Chronic exposure to drugs of abuse disrupts the way critical brain structures interact to control and inhibit behaviors related to drug abuse. Just as continued abuse may lead to tolerance or the need for higher drug dosages to produce an effect, it may also lead to addiction, which can drive an abuser to seek out and take drugs compulsively. Drug addiction erodes a person's self-control and ability to make sound decisions, while sending intense impulses to take drugs.

Parts of the Brain

The brain is made up of many parts that all work together as a team. Different parts of the brain are responsible for coordinating and performing specific functions.

Brain Stem:
Controls basic functions critical to life, such as heart rate, breathing, and sleeping.

Limbic System:
Contains the brain’s reward circuit; it links together a number of brain structures that control and regulate our ability to feel pleasure.

Cerebral Cortex:
Divided into areas that control specific functions and process information from our senses, enabling us to see, feel, hear, and taste. The front part of the cortex, the frontal cortex or forebrain, powers our ability to think, plan, solve problems, and make decisions.

Neuron Networks in the Brain

The brain is a communications center consisting of billions of neurons, or nerve cells. Networks of neurons pass messages back and forth to different structures within the brain, the spinal column, and the peripheral nervous system. These nerve networks coordinate and regulate everything we feel, think, and do.

Neuron to Neuron:
Each nerve cell in the brain sends and receives messages in the form of electrical impulses.
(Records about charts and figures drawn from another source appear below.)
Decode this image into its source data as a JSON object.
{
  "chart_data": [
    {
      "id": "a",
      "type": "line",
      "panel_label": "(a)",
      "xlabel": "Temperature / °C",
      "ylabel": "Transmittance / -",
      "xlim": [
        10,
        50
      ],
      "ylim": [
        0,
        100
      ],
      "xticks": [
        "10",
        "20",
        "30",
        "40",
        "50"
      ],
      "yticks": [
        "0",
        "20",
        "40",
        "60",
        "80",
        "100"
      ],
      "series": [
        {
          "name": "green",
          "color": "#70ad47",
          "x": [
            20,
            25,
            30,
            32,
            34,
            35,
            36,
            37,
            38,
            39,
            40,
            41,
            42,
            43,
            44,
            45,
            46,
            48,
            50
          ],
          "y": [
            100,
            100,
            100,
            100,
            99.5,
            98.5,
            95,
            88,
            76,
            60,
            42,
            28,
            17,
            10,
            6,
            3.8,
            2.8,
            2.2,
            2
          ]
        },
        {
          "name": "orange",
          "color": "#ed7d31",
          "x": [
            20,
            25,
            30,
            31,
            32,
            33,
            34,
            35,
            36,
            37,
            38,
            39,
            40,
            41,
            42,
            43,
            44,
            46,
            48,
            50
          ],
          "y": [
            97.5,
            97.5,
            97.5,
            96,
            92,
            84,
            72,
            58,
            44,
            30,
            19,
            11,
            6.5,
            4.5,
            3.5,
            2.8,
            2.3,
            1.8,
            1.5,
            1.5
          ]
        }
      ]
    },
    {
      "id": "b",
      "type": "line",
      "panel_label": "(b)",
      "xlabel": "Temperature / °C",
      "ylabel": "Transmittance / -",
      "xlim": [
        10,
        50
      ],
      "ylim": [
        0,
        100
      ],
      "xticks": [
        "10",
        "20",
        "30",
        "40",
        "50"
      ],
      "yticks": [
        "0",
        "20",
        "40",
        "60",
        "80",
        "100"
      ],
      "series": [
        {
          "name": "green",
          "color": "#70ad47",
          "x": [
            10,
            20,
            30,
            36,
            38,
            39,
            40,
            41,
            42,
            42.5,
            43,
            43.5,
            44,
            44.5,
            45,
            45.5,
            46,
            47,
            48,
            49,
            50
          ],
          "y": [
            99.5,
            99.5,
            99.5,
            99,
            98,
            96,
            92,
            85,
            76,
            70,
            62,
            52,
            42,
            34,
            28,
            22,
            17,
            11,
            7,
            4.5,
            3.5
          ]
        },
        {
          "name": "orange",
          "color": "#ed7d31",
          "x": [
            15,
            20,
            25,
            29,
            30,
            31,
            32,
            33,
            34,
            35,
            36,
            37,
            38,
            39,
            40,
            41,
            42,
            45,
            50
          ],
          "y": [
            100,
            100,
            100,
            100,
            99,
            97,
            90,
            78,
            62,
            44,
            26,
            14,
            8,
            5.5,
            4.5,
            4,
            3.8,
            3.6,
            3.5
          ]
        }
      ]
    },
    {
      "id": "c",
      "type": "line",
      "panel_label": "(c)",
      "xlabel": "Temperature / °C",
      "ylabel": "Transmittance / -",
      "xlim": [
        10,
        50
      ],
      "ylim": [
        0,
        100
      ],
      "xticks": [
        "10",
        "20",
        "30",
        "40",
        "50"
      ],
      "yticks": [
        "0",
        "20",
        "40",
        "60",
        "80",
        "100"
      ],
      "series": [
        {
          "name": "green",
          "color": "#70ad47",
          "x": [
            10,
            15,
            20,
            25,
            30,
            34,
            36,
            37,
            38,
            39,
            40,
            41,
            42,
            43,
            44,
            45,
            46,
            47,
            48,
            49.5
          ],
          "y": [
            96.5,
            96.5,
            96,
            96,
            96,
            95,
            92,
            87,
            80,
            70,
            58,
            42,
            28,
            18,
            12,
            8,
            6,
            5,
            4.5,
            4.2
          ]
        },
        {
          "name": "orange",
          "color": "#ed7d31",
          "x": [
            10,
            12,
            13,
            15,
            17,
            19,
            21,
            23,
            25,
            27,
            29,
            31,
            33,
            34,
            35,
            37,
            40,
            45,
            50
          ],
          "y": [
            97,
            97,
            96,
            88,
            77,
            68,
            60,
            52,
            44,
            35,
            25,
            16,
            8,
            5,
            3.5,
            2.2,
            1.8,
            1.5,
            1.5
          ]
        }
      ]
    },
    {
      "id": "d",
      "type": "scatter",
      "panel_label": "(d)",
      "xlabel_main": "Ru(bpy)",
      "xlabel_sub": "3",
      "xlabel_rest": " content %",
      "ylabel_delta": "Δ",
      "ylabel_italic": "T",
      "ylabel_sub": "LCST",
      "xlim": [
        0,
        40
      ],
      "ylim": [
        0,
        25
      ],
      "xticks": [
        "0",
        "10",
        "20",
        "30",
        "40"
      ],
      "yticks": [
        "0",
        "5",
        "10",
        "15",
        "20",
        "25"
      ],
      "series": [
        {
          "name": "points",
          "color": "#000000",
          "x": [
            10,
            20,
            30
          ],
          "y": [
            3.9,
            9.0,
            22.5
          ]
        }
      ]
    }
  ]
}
Once a cell receives and processes a message, it sends it on to other neurons.

Neurotransmitters:
The messages are carried between neurons by chemicals called neurotransmitters.

Receptors:
The neurotransmitter attaches to a specialized site on the receiving cell called a receptor. A neurotransmitter and its receptor operate like a “key and lock,” an exquisitely specific mechanism that ensures that each receptor will forward the appropriate message only after interacting with the right kind of neurotransmitter.

Transporters:
Located on the cell that releases the neurotransmitter, transporters recycle these neurotransmitters (i.e., bringing them back into the cell that released them), thereby shutting off the signal between neurons.